The "I am a human" from Google looks nice, but since I most of the time block the information they need to recognize me as a human, I have to go through the same "click on the traffic sign/shop fronts/whatever" procedure. At least I enjoy the "click on something" more than the "what text do you see".
A registration question like "which color has my logo" is unsolvable for most bots. The downside is, that a human needs to only solve this one time to fire a thousand bots on your page.
Requiring moderation for the first few posts gives you the advantage that you can see if the comments of that new user really make sense or if they are only "Looks good. Visit my spam page at...". The downside is of course that you have to to the moderation for all those posts...
I thought @peregrine had written a plugin which prevents links in the first posts of users, but I haven't found it.
Writing such a plugin would be similar to the promoteAfterModerated, but a little bit less complex.
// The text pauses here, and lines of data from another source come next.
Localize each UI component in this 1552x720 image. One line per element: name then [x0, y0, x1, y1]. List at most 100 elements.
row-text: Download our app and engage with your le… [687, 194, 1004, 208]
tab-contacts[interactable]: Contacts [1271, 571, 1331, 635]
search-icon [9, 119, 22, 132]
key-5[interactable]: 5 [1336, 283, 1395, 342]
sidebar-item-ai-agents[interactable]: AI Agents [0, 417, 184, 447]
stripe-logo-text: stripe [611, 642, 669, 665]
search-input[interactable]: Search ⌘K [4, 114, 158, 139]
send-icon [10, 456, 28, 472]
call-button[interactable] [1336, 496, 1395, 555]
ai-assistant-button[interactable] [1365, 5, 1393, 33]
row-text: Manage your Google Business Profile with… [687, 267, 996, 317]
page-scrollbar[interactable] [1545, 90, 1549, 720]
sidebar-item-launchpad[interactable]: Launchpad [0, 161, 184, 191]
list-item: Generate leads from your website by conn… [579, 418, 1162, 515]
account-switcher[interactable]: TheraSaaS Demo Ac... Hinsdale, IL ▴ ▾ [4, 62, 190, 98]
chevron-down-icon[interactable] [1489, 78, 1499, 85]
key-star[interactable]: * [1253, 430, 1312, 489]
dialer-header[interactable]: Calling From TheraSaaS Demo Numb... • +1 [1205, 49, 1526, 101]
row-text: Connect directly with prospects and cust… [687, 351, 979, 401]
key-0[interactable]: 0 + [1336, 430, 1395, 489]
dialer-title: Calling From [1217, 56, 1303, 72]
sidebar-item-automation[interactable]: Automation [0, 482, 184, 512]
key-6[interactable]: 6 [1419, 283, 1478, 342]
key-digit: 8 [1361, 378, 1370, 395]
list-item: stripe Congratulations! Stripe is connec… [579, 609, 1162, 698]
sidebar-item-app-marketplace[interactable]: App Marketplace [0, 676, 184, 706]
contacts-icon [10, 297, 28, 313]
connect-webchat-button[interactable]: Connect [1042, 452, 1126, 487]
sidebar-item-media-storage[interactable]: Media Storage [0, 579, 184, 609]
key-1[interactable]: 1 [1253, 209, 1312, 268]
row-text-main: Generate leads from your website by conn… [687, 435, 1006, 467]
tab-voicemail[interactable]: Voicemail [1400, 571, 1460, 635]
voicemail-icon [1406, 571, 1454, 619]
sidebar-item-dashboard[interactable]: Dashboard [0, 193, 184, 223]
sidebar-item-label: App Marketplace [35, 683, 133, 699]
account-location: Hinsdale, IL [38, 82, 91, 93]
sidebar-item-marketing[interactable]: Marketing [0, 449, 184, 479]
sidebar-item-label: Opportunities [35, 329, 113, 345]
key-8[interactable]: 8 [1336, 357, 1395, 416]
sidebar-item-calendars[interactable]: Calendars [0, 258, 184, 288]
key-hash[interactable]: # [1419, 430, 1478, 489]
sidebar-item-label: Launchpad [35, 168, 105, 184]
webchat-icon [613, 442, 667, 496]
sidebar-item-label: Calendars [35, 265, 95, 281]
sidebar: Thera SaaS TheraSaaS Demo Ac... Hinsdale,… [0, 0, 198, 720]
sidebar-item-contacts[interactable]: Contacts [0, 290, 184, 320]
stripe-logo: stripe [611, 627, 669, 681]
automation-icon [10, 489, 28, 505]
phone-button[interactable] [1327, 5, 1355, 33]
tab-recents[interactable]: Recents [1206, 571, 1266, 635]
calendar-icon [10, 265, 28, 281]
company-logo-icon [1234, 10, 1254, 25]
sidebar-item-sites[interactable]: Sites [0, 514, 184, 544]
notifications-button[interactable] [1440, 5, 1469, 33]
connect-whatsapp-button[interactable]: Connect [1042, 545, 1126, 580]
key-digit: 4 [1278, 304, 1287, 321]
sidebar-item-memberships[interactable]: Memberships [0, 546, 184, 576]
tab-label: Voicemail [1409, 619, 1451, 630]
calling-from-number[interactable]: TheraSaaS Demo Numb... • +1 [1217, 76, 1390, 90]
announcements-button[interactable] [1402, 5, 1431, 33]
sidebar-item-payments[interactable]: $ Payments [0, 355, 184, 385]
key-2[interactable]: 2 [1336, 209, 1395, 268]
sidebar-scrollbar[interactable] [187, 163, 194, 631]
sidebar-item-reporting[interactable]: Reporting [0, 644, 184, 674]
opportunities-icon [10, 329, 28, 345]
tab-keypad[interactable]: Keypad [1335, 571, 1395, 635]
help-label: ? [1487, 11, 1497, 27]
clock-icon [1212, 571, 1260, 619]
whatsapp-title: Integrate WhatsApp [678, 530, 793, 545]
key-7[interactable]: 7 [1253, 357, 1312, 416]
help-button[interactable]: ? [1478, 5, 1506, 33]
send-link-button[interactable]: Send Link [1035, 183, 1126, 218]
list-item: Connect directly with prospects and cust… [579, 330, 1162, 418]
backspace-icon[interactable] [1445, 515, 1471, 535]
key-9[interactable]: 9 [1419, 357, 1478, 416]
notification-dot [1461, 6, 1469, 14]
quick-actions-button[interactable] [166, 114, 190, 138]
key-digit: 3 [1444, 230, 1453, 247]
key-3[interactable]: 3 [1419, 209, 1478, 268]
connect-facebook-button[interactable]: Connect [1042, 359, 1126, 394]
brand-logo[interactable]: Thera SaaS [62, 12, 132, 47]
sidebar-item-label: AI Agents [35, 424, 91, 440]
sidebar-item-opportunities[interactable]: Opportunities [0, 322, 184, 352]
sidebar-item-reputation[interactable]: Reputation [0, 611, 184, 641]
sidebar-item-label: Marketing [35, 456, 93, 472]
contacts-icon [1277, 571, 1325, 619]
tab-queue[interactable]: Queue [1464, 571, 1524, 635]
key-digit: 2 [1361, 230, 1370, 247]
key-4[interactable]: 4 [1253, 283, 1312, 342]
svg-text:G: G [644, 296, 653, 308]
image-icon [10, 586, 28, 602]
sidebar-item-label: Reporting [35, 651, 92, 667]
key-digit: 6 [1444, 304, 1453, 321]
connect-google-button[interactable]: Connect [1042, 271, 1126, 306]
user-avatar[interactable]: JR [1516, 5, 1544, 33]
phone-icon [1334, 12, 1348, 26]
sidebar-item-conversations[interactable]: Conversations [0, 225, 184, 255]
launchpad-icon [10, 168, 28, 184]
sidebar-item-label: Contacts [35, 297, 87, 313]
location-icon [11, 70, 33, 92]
But I don't think a spammer checks first if he could post links on your forum and therefore the spamming wouldn't be less, but only a little bit more ineffective
I've got Stop Forum Spam, Akismet and Captcha (one with I am a Human). So I'm covered for the bots. I saw some Human spammers with decent gmail ids spamming about decent websites, music shows, local stores, etc.. volume is very low for these and my forum though is old, I have started working to grow it just now after moving it to Vanilla.
With the below structure in mind, If I want to use the Promote Plugin, Do I need to add another role??
What should I set here in the promote plugin?? obviously the below options dont work.
The check and the role promotion are made in the moment where the admin moderates a post. So if you publish a post of user it is checked if all criteria are met: in this case: does this user has at least 3 published comments and 2 published discussions? If yes, remove role A and set role B. If not, do nothing.
If the plugin is not working for you it might have been because you expected that users would be changed automatically when you activate the plugin. But without moderator action, nothing will happen.
Ok Got it. I set another role and set the procedure again with a test user. It works now with new users, for old users they have to make a post or comment and once moderated (regardless of number of their old posts), their role is changed to Member.
Thanks for the info. Im all set now.